С радужными думами в выходной день Павел подъезжал на тракторе к лесной полосе. Мартовское солнце пристально всматривалось в осевший снег. Мелкими конопинами покрылась затвердевшая белизна. Трактор обогнул полосу, по краю угасающего сугроба, вытянутого от последних кустов посадки, выбрался к железной дороге. Снега здесь было мало. Зато в середине полосы угрюмые, начавшие темнеть навалы обволокли деревья, оставив снаружи только их вершины. Туда забираться нечего. Достаточно одного ряда желтой акации, что пыталась догнать жилками своих стволов многометровые деревья. Если помедлить еще год или два, акация устареет, начнет усыхать. Но если срубить, то за лето подымется поросль и станет непробиваемой стеной для любого ветра.

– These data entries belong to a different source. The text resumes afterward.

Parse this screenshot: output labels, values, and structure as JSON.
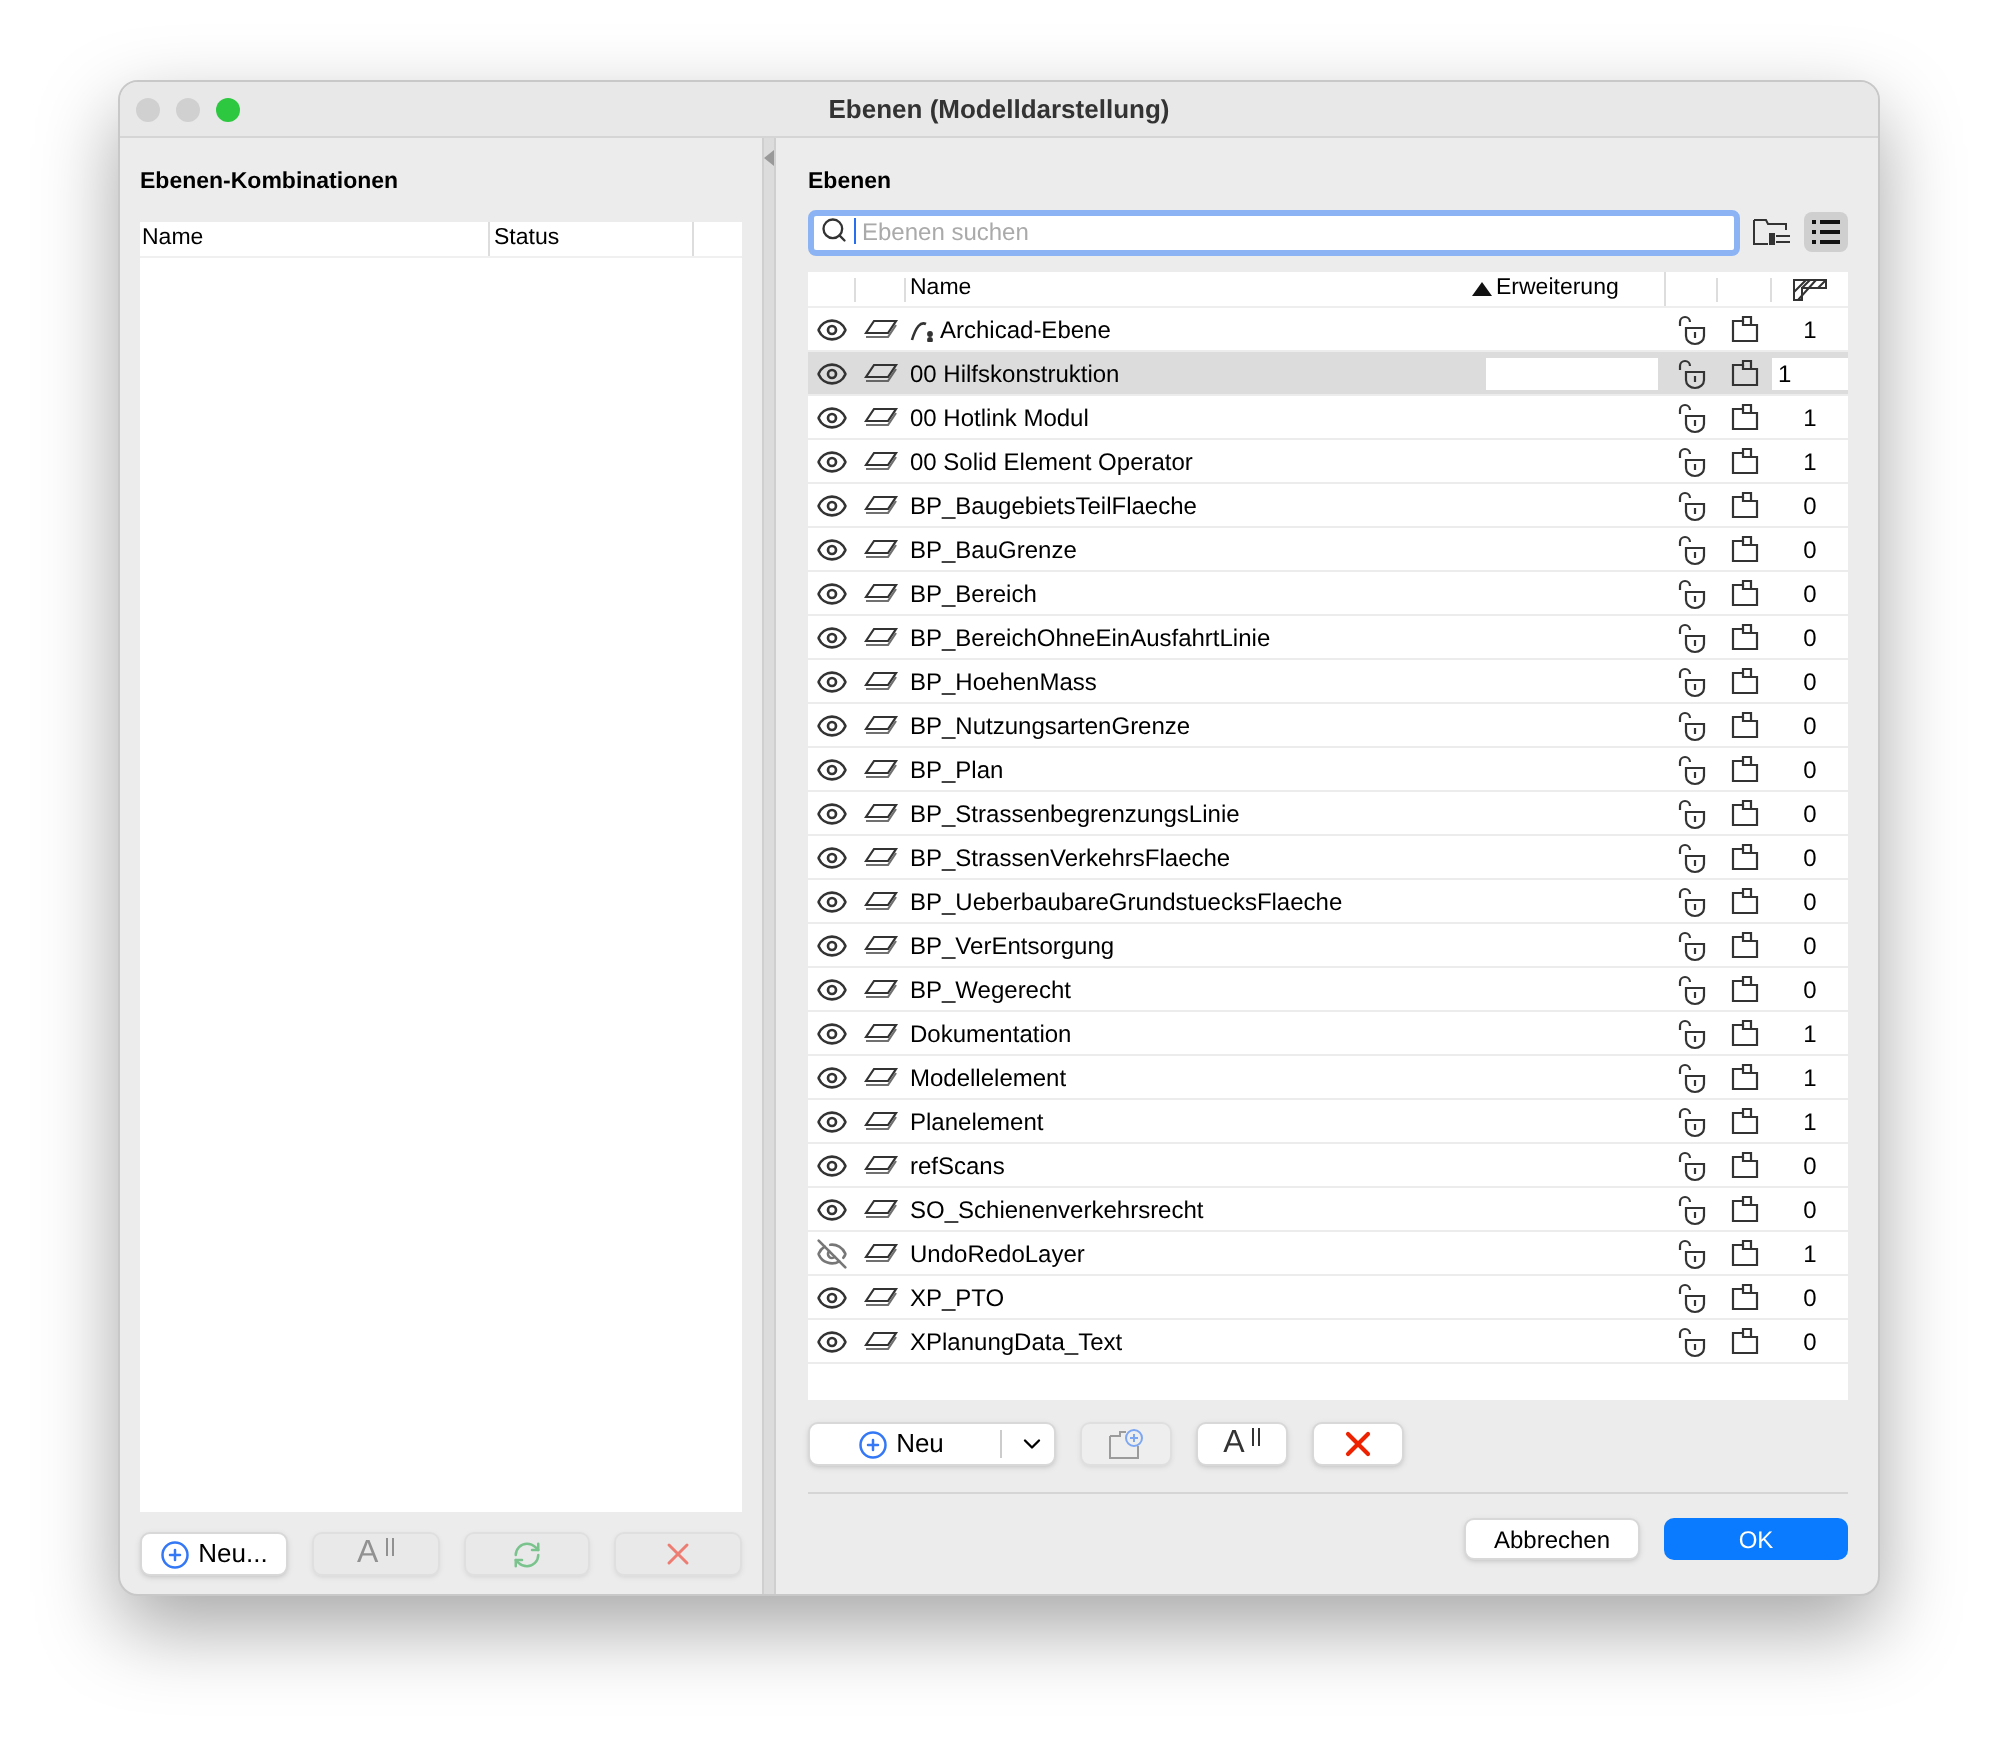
{
  "window": {
    "title": "Ebenen (Modelldarstellung)"
  },
  "combinations": {
    "title": "Ebenen-Kombinationen",
    "columns": [
      "Name",
      "Status"
    ],
    "buttons": [
      {
        "kind": "new",
        "label": "Neu...",
        "disabled": false
      },
      {
        "kind": "rename",
        "label": "A",
        "disabled": true
      },
      {
        "kind": "refresh",
        "disabled": true
      },
      {
        "kind": "delete",
        "disabled": true
      }
    ]
  },
  "layers": {
    "title": "Ebenen",
    "search": {
      "placeholder": "Ebenen suchen"
    },
    "columns": {
      "name": "Name",
      "extension": "Erweiterung"
    },
    "rows": [
      {
        "kind": "archicad",
        "name": "Archicad-Ebene",
        "visible": true,
        "selected": false,
        "value": "1"
      },
      {
        "kind": "layer",
        "name": "00 Hilfskonstruktion",
        "visible": true,
        "selected": true,
        "value": "1"
      },
      {
        "kind": "layer",
        "name": "00 Hotlink Modul",
        "visible": true,
        "selected": false,
        "value": "1"
      },
      {
        "kind": "layer",
        "name": "00 Solid Element Operator",
        "visible": true,
        "selected": false,
        "value": "1"
      },
      {
        "kind": "layer",
        "name": "BP_BaugebietsTeilFlaeche",
        "visible": true,
        "selected": false,
        "value": "0"
      },
      {
        "kind": "layer",
        "name": "BP_BauGrenze",
        "visible": true,
        "selected": false,
        "value": "0"
      },
      {
        "kind": "layer",
        "name": "BP_Bereich",
        "visible": true,
        "selected": false,
        "value": "0"
      },
      {
        "kind": "layer",
        "name": "BP_BereichOhneEinAusfahrtLinie",
        "visible": true,
        "selected": false,
        "value": "0"
      },
      {
        "kind": "layer",
        "name": "BP_HoehenMass",
        "visible": true,
        "selected": false,
        "value": "0"
      },
      {
        "kind": "layer",
        "name": "BP_NutzungsartenGrenze",
        "visible": true,
        "selected": false,
        "value": "0"
      },
      {
        "kind": "layer",
        "name": "BP_Plan",
        "visible": true,
        "selected": false,
        "value": "0"
      },
      {
        "kind": "layer",
        "name": "BP_StrassenbegrenzungsLinie",
        "visible": true,
        "selected": false,
        "value": "0"
      },
      {
        "kind": "layer",
        "name": "BP_StrassenVerkehrsFlaeche",
        "visible": true,
        "selected": false,
        "value": "0"
      },
      {
        "kind": "layer",
        "name": "BP_UeberbaubareGrundstuecksFlaeche",
        "visible": true,
        "selected": false,
        "value": "0"
      },
      {
        "kind": "layer",
        "name": "BP_VerEntsorgung",
        "visible": true,
        "selected": false,
        "value": "0"
      },
      {
        "kind": "layer",
        "name": "BP_Wegerecht",
        "visible": true,
        "selected": false,
        "value": "0"
      },
      {
        "kind": "layer",
        "name": "Dokumentation",
        "visible": true,
        "selected": false,
        "value": "1"
      },
      {
        "kind": "layer",
        "name": "Modellelement",
        "visible": true,
        "selected": false,
        "value": "1"
      },
      {
        "kind": "layer",
        "name": "Planelement",
        "visible": true,
        "selected": false,
        "value": "1"
      },
      {
        "kind": "layer",
        "name": "refScans",
        "visible": true,
        "selected": false,
        "value": "0"
      },
      {
        "kind": "layer",
        "name": "SO_Schienenverkehrsrecht",
        "visible": true,
        "selected": false,
        "value": "0"
      },
      {
        "kind": "layer",
        "name": "UndoRedoLayer",
        "visible": false,
        "selected": false,
        "value": "1"
      },
      {
        "kind": "layer",
        "name": "XP_PTO",
        "visible": true,
        "selected": false,
        "value": "0"
      },
      {
        "kind": "layer",
        "name": "XPlanungData_Text",
        "visible": true,
        "selected": false,
        "value": "0"
      }
    ],
    "buttons": [
      {
        "kind": "new",
        "label": "Neu",
        "disabled": false
      },
      {
        "kind": "new-folder",
        "disabled": true
      },
      {
        "kind": "rename",
        "label": "A",
        "disabled": false
      },
      {
        "kind": "delete",
        "disabled": false
      }
    ]
  },
  "footer": {
    "cancel": "Abbrechen",
    "ok": "OK"
  }
}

Ребристые колеса «Беларуси» оставляли неглубокие вмятины. В тракторных следах виднелись мерзлые комья и придавленная к земле волокнистая бело-желтая трава. Перед радиатором поперечный каток уперся в куст акации. Павел остановил трактор, спрыгнул на землю.

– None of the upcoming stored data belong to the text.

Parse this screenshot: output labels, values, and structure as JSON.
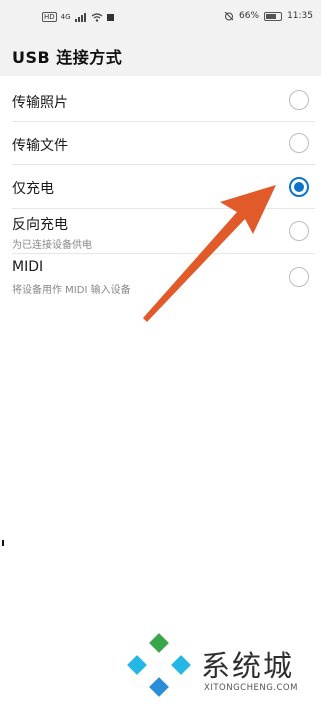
{
  "status_bar": {
    "left_hd": "HD",
    "network": "4G",
    "alarm_icon": "alarm-off-icon",
    "battery_percent": "66%",
    "time": "11:35"
  },
  "page": {
    "title": "USB 连接方式"
  },
  "options": [
    {
      "label": "传输照片",
      "sublabel": "",
      "selected": false
    },
    {
      "label": "传输文件",
      "sublabel": "",
      "selected": false
    },
    {
      "label": "仅充电",
      "sublabel": "",
      "selected": true
    },
    {
      "label": "反向充电",
      "sublabel": "为已连接设备供电",
      "selected": false
    },
    {
      "label": "MIDI",
      "sublabel": "将设备用作 MIDI 输入设备",
      "selected": false
    }
  ],
  "annotation": {
    "arrow_color": "#e05a2a"
  },
  "watermark": {
    "name": "系统城",
    "url": "XITONGCHENG.COM",
    "colors": {
      "green": "#3aa64a",
      "blue": "#2a8fd6",
      "cyan": "#23b7e5"
    }
  },
  "accent_color": "#0a74c9"
}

Смотреть-то еще нечего. Мотор «Беларуси» работал ровно, позади трактора компактно поблескивал схваченный гидравлическими подвесками агрегат.
Не терпелось начать работу. И в то же время приступать боязно. Пока у него была надежда на успех, ею он жил. А что станется в случае провала?

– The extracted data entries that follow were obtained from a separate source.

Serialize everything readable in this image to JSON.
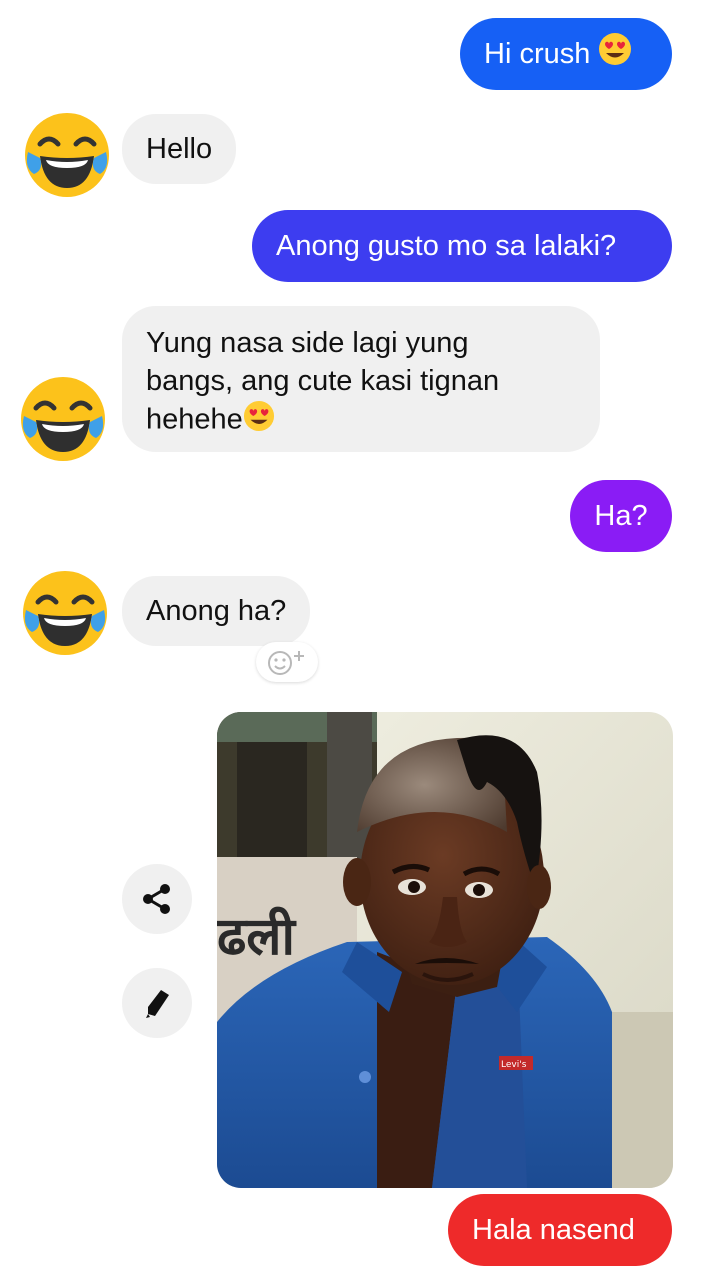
{
  "messages": {
    "m1": {
      "text": "Hi crush",
      "emoji": "heart-eyes"
    },
    "m2": {
      "text": "Hello"
    },
    "m3": {
      "text": "Anong gusto mo sa lalaki?"
    },
    "m4": {
      "line1": "Yung nasa side lagi yung",
      "line2": "bangs, ang cute kasi tignan",
      "line3": "hehehe",
      "emoji": "heart-eyes"
    },
    "m5": {
      "text": "Ha?"
    },
    "m6": {
      "text": "Anong ha?"
    },
    "m7": {
      "text": "Hala nasend"
    }
  },
  "photo": {
    "sign_text": "ढली",
    "shirt_label": "Levi's"
  },
  "icons": {
    "avatar": "laughing-tears-emoji",
    "reaction": "add-reaction-icon",
    "share": "share-icon",
    "edit": "pencil-icon"
  },
  "colors": {
    "blue": "#0a67ff",
    "indigo": "#3d3df0",
    "violet": "#8a1cf5",
    "red": "#ee2a2a",
    "incoming": "#f0f0f0"
  }
}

Поднялся в кабину, волнуясь, включил измельчитель. Через заднее окно увидел, как блеснула косая полоса острого ножа. Она поползла по барабану вперед, словно стремясь поднырнуть под трактор, и скрылась, ускользая в железный кожух. И уже не различить ни одного ножа. Вертелось что-то сверкающее, образуя сплошную бесконечную ленту, намотанную на гудящий цилиндр. Отпустил педаль. Трактор оседлал куст и подмял под себя. Длинные ветки хлестнули по решетчатому радиатору, упали вершинами вперед по ходу трактора и с каждой секундой становились короче, словно радиатор заглатывал их.
Вдруг трактор напрягся, без того маленькая скорость упала. «Прибавь!» — приказал себе Павел. Мотор взревел, и позади, за кабиной, пронзительно завизжало. Оглянулся. Из-под барабана дугою поднялся белый поток мелких щепок. И вмиг пронзительный визг замолк. Трактор пытался вырваться, уйти вперед, но кто-то цепкий и сильный держал его. Казалось, мотор вот-вот заглохнет. Павел надавил на педаль сцепления. Мотор чихнул радостным выхлопом, облегченный, успокоился. Лишь мелко вздрагивала кабина да мерно гудело под капотом.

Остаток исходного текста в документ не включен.